В стенах огромных ходят, изнывая,
Безумно, бесполезно в буре слов,
Я этот круг прошел всего быстрее,
Неинтересным показался мне,
Седьмой понравился куда сильнее,
И наказание найдётся по душе,
Часть первая для тех, кто совершал
Насилие над ближними – убийцы и тираны,
В багровой бане тот пылал,
А черти разрывали их баграми,
А тех же, кто себя карать
Посмел, врастают в землю, как деревья,
И стая гарпий их терзать
Извечно рада – нет спасенья,
В последнем богохульники блуждают,
Под раскалённым солнцем у истока
Кипящего, от жажды изнывают,
И от молений жалких нет уж толка,
В восьмом обманщикам лишь место,
А обольстителям своя награда -
В потока два идут навстречу,
Бичуемые бесами из Ада,
Льстецы же вязнут в том, чего желали,
В зловонной каше, полной лжи,
А святокупцы же по пояс в скалах,
А пламя ступни им казнит,
Колдуньи, предсказатели и чародеи,
С повёрнутою набок головой,
Ходить обречены за грех презренный,
Не видя ничего перед собой,
Для тех же кто змеиный свой язык
Пускал на речи лицемерны,
Уж масло раскалённое кипит,
Как упоительна их боль!
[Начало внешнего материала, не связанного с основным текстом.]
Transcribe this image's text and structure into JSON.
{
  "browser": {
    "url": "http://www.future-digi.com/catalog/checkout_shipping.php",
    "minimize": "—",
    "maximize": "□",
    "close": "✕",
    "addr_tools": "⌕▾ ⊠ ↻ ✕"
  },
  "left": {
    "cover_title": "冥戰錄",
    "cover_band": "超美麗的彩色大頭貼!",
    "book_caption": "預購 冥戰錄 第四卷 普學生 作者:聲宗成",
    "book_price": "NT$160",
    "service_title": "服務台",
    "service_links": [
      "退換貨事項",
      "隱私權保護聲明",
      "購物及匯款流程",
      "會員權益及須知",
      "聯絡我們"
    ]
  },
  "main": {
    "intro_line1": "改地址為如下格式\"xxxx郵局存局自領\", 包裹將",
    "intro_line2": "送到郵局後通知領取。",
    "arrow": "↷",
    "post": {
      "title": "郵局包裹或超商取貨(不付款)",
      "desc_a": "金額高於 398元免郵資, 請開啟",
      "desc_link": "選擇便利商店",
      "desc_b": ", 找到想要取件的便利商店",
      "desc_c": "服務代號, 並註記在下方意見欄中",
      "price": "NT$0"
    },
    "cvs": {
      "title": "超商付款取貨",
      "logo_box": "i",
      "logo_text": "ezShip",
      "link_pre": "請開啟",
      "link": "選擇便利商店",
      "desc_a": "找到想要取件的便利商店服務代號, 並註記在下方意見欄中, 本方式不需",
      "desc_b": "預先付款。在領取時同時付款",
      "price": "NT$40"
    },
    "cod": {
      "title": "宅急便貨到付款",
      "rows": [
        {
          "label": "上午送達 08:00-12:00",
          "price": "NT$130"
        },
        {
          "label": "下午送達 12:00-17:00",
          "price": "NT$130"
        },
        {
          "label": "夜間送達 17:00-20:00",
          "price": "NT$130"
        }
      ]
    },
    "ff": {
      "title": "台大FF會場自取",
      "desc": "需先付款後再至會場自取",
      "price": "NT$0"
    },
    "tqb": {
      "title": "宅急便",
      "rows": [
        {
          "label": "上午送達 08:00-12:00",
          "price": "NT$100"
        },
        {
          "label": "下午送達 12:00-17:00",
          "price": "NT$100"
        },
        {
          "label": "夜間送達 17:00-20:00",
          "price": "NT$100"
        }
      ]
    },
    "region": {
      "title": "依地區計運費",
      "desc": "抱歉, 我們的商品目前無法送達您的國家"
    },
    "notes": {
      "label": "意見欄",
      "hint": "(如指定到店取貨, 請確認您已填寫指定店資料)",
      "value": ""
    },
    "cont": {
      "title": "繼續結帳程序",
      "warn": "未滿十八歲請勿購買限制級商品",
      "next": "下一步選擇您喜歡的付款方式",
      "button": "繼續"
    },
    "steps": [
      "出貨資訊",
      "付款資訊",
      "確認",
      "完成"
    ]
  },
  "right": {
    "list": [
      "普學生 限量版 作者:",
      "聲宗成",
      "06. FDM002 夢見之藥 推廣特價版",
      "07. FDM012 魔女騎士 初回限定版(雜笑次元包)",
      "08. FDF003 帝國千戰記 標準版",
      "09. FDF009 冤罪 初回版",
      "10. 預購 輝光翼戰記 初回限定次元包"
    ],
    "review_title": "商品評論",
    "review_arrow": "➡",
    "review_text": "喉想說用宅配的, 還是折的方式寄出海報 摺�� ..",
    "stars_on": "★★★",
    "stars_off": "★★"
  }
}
Блаженна!
Кто вылезти пытается – несчастный,
Баграми плоть его пронзают,
А бесам повод посмеяться,
Измучав, вновь в костёр бросают,
Обманщикам природы естества
Проказа и лишай даны в награду,
Алхимики, которым нет числа
Страдают в самой бездне Ада,
Кто воровал и жизнь на то потратил,
Их участи не позавидовать, увы,
На превращенья с гадами несчастны,
И плоть терзаема…обречены,
Лукавые советчики покамест живы,
Не понаслышке мне знакомы,
В Аду же, в огоньках теснимы,
Пылают души их сурово,
Зачинщики раздора в преисподней
В девятом омуте роятся,
И участью награждены досадной –
Их бесы потрошат, навзрыв смеятся,
Последний круг отличен от других:
В него вступив, не скрыл я удивленья,
Наполнен холодом – предательство других
Ввергает души грешников в оледененье,
Четыре пояса темницу замыкают,
В ней первый – пояс Каина, а он,
Глухою тишиной непониманья
Уж полон, и не слышен стон…
За ним же Антенора полукруг злосчастный,
Для тех, кто предал край родной,
Тех, кто бежал, узрев опасность,
Во льдах им не познать покой,
Последующий – пояс Толомея,
Сотрапезников и друзей предав,
По шею вмёрзли, двинуться не смея,
От слёз замёрзших скрыт их взгляд,
Джудекка пояс – нижний самый,
В нём заключён сам Люцифер,
Он Богом изгнан был из Рая,
И за предательство оледенел,
Три головы и все безлики,
И рвут предателей безумно
Терзает в пастях он великих
Иуду, Кассия и Брута,
Я запах ощутил свободы
Я вырвался из бездны Ада,
Один лишь день казался годом,
Я получил свою награду,
Бродил я по земле,часы сменяя,
И пил я сладостно-кровавое вино,
Безумец хищный с жадным взглядом,
Остановить не в силах уж ничто,
Попал я, жертвою порока,
В капкан, расставленный людьми,
Перед тобой по воле рока,
Я удивляюсь хитростям судьбы..."
"Ужасно то, что говоришь ты мне,"
"Ты думаешь, дитя, я сомневался?
По своему желанию остался я во тьме,
И грешников страданьем наслаждался,
И только я прошел все круги ада,
Страданий, наслаждений вечных полн,
Встречал  я Вельзевула, Люцифера, и награда-
Глухой, безумный вечный сон,
Пронзали копья тело рьяно,
И рвали судрожную плоть,
Затем опутан был цепями,
Преображенье началось,
Передо мною проносился
Моих грехов бессчётный ряд,
В агонии ответ открылся,
Зачем был послан прямо в Ад,
Ответ был прост - предназначенье
Доставить людям жалким боль,
Чтоб через сумрак сожаленья,
Узнали верно свою роль,
От ангелов остался только образ,
Все остальные – бесы – дым  и мгла,
Для сожаленья слишком поздно,
Ведь смерть всегда во всём права..."
"Не скроешь!" "Чистая душа,
Рассвет уж близок, нам пора расстаться..."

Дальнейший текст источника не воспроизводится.